Beitragvon Stratege » 13. September 2020 12:17

Maniak hat geschrieben:
Stratege hat geschrieben:
Das Ursprungsgebiet der slawischen Sprachen scheint sich in Richtung Weißrussland lokalisieren zu lassen. Das bedeutet aber bei weitem nicht, dass sämmtlich heutigen Sprecher dieser Sprachen irgendwelche direkten Vorfahren aus diesen Gebieten haben. Sprachen kann man mehr oder minder übernehmen, das zeigt ja die tatsache, dass auf der iberischen Halbinsel, in Frankreich und Rumänien noch heute Abarten des Lateinischen gesprochen werden, obwohl dort niemals mehrheitlich irgendwas siedelte, was man vom "ethnischen" Standpunkt her als "Römer" im engeren Sinne bezeichnen könnte.



Der Unterschied zwischen den Römischen und Slawischen Eroberungen war darin, die Römer haben ihre eroberten Gebiete nicht Massenhaft mit eigenen Leuten besiedelt, die Slawen dagegen schon.
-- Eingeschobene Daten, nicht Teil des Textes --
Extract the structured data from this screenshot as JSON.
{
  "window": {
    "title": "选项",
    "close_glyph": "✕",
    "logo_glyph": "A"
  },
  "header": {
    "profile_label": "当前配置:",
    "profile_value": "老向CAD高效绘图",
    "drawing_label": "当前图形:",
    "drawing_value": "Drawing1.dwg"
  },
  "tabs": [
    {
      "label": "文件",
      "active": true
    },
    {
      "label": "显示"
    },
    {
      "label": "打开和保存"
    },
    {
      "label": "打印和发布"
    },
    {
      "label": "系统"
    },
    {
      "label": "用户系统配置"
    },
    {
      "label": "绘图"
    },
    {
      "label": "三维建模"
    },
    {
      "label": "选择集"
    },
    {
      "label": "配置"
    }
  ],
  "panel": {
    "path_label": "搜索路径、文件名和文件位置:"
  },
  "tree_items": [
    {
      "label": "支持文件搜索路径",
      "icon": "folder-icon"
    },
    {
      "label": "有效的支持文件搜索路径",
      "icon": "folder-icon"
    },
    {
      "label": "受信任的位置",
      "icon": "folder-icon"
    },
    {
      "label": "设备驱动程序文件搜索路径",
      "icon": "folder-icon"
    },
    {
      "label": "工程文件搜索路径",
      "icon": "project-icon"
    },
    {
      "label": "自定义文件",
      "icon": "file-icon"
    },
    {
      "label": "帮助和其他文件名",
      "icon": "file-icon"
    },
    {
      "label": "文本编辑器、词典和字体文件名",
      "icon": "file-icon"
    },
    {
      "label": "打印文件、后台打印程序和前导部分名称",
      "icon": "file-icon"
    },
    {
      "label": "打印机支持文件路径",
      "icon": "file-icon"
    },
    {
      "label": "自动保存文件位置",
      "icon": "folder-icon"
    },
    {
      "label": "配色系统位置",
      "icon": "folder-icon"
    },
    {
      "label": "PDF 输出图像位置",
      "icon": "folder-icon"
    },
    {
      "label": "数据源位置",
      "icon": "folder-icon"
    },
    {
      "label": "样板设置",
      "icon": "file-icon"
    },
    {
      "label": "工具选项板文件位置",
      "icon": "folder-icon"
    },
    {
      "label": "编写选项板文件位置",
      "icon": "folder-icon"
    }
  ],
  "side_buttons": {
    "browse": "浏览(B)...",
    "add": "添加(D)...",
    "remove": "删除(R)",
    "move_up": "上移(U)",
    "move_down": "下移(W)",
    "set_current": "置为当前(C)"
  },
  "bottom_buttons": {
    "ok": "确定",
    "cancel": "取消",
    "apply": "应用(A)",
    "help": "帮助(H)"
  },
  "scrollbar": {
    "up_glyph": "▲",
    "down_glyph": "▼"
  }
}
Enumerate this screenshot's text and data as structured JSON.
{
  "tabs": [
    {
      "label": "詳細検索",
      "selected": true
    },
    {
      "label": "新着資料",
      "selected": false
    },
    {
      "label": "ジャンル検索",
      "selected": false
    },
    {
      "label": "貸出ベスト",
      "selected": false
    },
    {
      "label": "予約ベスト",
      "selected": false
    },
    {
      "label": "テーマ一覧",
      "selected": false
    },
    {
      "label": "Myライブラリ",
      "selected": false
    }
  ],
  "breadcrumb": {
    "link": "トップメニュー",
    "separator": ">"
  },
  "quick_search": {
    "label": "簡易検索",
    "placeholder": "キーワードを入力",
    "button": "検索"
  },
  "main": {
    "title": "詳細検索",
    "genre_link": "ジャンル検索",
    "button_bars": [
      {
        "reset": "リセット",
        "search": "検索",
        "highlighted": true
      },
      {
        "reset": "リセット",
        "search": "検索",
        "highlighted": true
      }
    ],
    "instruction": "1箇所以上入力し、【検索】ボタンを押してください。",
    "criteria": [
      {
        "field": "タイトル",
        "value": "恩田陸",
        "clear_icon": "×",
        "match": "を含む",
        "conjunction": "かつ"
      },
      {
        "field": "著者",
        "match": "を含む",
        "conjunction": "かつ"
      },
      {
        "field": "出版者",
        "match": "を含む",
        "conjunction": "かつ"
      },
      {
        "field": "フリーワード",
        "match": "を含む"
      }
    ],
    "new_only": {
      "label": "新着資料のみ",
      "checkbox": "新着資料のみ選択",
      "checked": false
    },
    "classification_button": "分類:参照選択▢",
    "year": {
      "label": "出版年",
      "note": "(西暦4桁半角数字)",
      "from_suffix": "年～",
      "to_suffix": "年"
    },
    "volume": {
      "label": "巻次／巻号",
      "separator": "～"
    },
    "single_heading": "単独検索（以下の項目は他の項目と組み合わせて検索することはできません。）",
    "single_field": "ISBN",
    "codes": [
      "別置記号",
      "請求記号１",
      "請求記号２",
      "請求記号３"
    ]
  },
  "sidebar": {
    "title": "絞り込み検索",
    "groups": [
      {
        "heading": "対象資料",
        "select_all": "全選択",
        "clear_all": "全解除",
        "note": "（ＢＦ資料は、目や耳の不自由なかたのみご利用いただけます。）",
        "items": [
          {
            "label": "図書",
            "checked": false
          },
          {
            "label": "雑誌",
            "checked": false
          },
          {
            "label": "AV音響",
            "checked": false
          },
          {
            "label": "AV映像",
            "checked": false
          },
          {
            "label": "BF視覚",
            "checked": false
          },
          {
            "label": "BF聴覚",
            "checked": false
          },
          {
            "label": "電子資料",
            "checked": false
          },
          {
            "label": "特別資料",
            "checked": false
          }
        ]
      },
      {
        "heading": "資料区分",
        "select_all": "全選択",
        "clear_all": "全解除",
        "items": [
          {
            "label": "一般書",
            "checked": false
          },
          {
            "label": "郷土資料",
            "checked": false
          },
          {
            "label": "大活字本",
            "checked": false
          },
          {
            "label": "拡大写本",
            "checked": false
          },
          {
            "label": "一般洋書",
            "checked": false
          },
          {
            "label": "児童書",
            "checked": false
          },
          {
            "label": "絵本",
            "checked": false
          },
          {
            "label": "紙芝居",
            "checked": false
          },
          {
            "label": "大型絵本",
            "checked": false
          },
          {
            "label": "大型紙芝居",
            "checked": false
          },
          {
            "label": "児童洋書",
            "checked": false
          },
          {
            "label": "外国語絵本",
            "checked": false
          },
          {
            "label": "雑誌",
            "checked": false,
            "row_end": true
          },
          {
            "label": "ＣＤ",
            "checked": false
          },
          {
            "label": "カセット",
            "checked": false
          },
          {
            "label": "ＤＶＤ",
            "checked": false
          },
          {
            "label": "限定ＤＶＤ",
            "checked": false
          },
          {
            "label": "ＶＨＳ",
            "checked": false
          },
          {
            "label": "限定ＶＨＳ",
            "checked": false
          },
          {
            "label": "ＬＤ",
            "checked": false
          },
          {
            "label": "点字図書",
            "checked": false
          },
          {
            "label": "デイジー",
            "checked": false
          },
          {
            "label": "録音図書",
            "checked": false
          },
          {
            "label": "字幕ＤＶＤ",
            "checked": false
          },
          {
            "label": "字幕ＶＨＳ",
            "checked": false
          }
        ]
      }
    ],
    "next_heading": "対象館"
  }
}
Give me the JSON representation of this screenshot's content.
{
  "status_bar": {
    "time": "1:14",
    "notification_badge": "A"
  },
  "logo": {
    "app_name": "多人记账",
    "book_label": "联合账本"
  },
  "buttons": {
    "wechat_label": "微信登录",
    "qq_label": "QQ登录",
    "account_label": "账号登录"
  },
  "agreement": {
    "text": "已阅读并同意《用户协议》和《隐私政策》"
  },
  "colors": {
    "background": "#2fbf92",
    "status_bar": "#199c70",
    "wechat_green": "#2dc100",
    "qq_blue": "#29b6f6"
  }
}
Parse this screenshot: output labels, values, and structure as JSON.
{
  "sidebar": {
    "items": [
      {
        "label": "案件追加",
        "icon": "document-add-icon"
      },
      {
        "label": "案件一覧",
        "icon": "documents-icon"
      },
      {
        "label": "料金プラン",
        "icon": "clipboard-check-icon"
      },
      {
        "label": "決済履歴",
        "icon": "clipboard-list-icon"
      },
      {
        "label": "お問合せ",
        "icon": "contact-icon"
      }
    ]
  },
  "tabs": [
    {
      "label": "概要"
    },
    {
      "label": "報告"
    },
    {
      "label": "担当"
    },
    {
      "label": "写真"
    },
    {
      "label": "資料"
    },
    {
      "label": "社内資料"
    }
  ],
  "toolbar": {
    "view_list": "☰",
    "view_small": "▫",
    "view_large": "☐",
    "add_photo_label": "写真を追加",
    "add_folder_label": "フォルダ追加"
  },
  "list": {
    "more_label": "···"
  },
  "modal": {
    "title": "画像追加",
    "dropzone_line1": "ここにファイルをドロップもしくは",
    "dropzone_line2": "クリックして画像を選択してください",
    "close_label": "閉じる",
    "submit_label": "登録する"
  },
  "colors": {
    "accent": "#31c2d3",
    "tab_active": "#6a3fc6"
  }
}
Das haben auch die Slawen nicht getan deren Bevölkerungsstamm in den eroberten Landen, die assimilierten vorherigen Einwohner inbegriffen, war schließlich dermaßen gering, dass es gute Tradition hatte Bevölkerungen aus anderen Gebieten anzuwerben um die Urbarmachung vorranzutreiben.
Das findet sich sowohl im Bezug auf die Sudetengebiete, als auch die westlichen Teile des heutigen Polens und die ehemaligen elbslawischen Gebiete, später dann in ähnlicher form nochmal in Teilen Russland zu finden.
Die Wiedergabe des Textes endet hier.